Andreas Köhler, der Vorsitzende der Kassenärztlichen Bundesvereinigung, stellt Merkel in eine Reihe mit Hitler! Kein Wunder, daß alle Welt aufschreit. Aber sehen wir uns einmal in Ruhe an, was Köhler auf der Weihnachtsfeier seiner Bundesvereinigung wirklich gesagt hat (hier nachzulesen):
„Alle sind sich einig, dass sich nur ein einziger roter Faden durch die Geschichte Europas zieht: die Vorliebe der Bewohner für kleine, selbstständige Nationen; die Vorliebe ihrer Politiker, diese zu einigen“, sagte Köhler demnach vor rund 300 Mitarbeitern. „Julius Cäsar, Karl der Große, Napoleon, Adolf Hitler, Angela Merkel – die Liste der Staatsleute, die versuchten, Europa zu einigen, ist sehr lang. Und stets scheiterten die Bemühungen an folgendem: niemand kann sich vorstellen, zusammen in ein und demselben Haus Europa zu wohnen.“
Wenn irgendwo in Deutschland der Name Hitler auftaucht, kommt es bei Grünen und Linken (einschließlich der SPD) zu einem merkwürdigen Pawlowschen Reflex. Der Name muß begleitet sein von einem Bekenntnis tiefer Abscheu und dem Aufruf, daß so etwas nie wieder geschehen darf. Das hat Köhler – pflichtvergessen – nicht getan, und historisch mögen die angeführten Namen auch reichlich unvergleichbar sein. Aber wenn man auch nur eine Spur guten Willens hat, sieht man doch, was Köhler meint, und da bin auch durchaus mit ihm einig: der größte Schatz dieses alten Europas ist gerade die Verschiedenheit der Nationen und ihrer Kulturen. Was Merkel will, also die politische Einigung Europas, wollen viele in unserem Land nicht – es dürfte sogar die Mehrheit sein. Ich bin sicher, daß auch in den meisten anderen europäischen Staaten eine große Mehrheit diesen Riesenstaat Europa nicht will.
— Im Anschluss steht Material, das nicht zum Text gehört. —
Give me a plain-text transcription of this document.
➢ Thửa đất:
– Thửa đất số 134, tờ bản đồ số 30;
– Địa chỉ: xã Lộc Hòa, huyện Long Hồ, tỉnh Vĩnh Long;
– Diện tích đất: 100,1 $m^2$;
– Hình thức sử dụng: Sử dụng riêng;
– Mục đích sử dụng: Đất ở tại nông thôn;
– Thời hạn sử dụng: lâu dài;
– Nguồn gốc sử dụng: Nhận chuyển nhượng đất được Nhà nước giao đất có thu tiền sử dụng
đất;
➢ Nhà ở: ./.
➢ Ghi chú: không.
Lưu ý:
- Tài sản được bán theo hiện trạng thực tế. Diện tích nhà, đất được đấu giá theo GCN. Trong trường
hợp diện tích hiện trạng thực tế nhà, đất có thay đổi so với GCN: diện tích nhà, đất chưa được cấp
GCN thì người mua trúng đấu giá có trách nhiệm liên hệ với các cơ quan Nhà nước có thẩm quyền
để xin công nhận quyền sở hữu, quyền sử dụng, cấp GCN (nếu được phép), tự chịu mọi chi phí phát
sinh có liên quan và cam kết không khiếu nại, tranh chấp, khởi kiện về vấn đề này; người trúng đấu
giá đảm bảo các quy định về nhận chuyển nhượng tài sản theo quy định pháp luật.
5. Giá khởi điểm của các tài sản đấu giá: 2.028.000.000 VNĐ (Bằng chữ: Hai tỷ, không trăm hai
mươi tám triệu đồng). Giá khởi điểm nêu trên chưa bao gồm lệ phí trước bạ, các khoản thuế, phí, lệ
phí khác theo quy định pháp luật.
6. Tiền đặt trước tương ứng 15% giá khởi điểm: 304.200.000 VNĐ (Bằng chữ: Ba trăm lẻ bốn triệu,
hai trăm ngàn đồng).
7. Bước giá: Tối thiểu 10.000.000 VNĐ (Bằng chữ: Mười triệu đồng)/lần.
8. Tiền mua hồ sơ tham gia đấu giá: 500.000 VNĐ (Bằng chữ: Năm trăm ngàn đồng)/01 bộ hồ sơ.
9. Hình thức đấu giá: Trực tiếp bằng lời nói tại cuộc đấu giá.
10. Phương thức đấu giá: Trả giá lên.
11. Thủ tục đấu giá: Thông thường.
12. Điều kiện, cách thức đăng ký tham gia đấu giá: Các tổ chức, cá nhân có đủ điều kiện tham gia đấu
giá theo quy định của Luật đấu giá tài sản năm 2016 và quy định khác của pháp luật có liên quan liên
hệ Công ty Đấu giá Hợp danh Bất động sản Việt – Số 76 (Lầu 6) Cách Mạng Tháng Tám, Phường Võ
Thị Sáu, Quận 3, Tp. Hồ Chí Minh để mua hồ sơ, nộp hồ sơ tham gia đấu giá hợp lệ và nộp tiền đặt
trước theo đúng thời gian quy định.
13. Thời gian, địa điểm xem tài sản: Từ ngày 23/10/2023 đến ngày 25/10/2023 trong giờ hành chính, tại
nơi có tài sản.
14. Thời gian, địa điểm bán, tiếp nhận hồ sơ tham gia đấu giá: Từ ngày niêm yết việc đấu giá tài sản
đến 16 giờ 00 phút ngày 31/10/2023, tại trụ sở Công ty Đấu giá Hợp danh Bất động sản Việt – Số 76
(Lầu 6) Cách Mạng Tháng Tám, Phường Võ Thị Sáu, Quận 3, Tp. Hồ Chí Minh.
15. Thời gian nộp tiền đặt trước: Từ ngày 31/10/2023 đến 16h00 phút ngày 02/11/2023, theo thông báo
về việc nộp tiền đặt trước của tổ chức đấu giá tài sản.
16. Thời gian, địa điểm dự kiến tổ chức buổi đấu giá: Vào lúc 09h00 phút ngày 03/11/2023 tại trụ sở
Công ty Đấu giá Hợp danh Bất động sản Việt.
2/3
Nein, wir haben seit dem Krieg wunderbar zusammengelebt, ohne eine politische Einheit zu sein, und das können wir auch jetzt. Warum denn nicht? Im Gegenteil: es ist doch viel schöner, wenn jeder in seinem eigenen Haus wohnt, als mit anderen Nationen gewaltsam zusammengepfercht zu werden! Ja, es ist geradezu die Bedingung für eine gute Nachbarschaft, daß jeder seine eigene Wohnung hat.
Köhler hat also eigentlich etwas ganz und gar Banales gesagt und ganz und gar nicht „Hitler mit Merkel“ verglichen.
Im übrigen: hat er unsere Kanzlerin nicht auch mit Caesar, Karl dem Großen und Napoleon „verglichen“?
PS: Inzwischen rudert Köhler zurück und behauptet, alles sei ironisch gemeint gewesen. Ich kann freilich in den oben zitierten Sätzen nichts Ironisches entdecken. Wahrscheinlich will er nach dem shitstorm nur wieder seine Ruhe haben.